Calendar-based graphics turn out to be a useful tool for visually
unfolding people’s daily schedules in detail, such as hourly foot
traffic in the CBD, daily residential electricity demand and etc. It
arranges the values according to the corresponding dates into a calendar
layout, which is comprised of weekdays in columns and weeks of a month
in rows for a common monthly calendar. The idea originates from Van Wijk and Van Selow (1999) and is implemented in
a couple of R packages (ggTimeSeries and
ggcal), yet they all
are a variant of heatmap in temporal context. We extend the
calendar-based graphics to a broader range of applications using linear
algebra tools. For example, (1) it not only handles the data of daily
intervals but also of higher frequencies like hourly data; (2) it is no
longer constrained to a heatmap but can be used with other types of
Geoms; (3) the built-in calendars include monthly,
weekly, and daily types for the purpose of comparison
between different temporal components. The frame_calendar()
function returns the computed calendar grids as a data frame or a tibble
according to its data input, and ggplot2 takes care of the
plotting as you usually do with a data frame.
We are going to use Melbourne pedestrian data (shipped with the package) as an example throughout the vignette, which is sourced from Melbourne Open Data Portal.

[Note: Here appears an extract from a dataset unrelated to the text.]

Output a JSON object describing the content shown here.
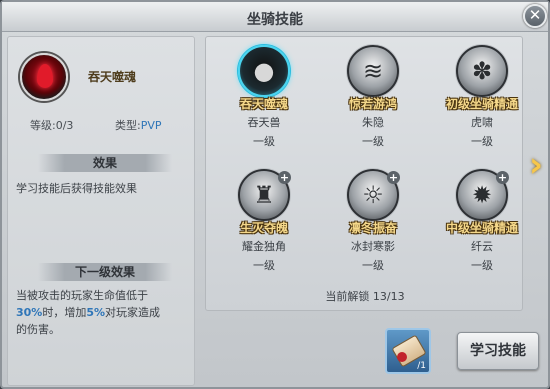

The subset of the data contains 7 sensors counting foot traffic at hourly intervals across the city of Melbourne from January to April in 2017.
library(tidyr)
library(dplyr)
library(viridis)
library(sugrrants)
pedestrian17 <- filter(hourly_peds, Year == "2017")
pedestrian17
#> # A tibble: 19,488 × 10
#> Date_Time Date Year Month Mdate Day Time Sensor_ID
#> <dttm> <date> <dbl> <ord> <dbl> <ord> <dbl> <dbl>
#> 1 2017-01-01 00:00:00 2017-01-01 2017 January 1 Sunday 0 18
#> 2 2017-01-01 00:00:00 2017-01-01 2017 January 1 Sunday 0 13
#> 3 2017-01-01 00:00:00 2017-01-01 2017 January 1 Sunday 0 9
#> 4 2017-01-01 00:00:00 2017-01-01 2017 January 1 Sunday 0 6
#> 5 2017-01-01 00:00:00 2017-01-01 2017 January 1 Sunday 0 25
#> # ℹ 19,483 more rows
#> # ℹ 2 more variables: Sensor_Name <chr>, Hourly_Counts <dbl>
We’ll start with one sensor only–Melbourne Convention Exhibition
Centre–to explain the basic use of the frame_calendar()
. As
it attempts to fit into the tidyverse framework, the interface
should be straightforward to those who use tidyverse on a daily
basis. The first argument is the data
so that the data
frame can directly be piped into the function using %>%
.
A variable indicating time of day could be mapped to x
, a
value variable of interest mapped to y
. date
requires a Date
variable to organise the data into a
correct chronological order . See ?frame_calendar()
for
more options. In this case, Time as hour of day is used for
x
and Hourly_Counts as value for y
.
It returns a data frame including newly added columns .Time and
.Hourly_Counts with a “.” prefixed to the variable names. These
new columns contain the rearranged coordinates for the calendar plots
later.
centre <- pedestrian17 %>%
filter(Sensor_Name == "Melbourne Convention Exhibition Centre")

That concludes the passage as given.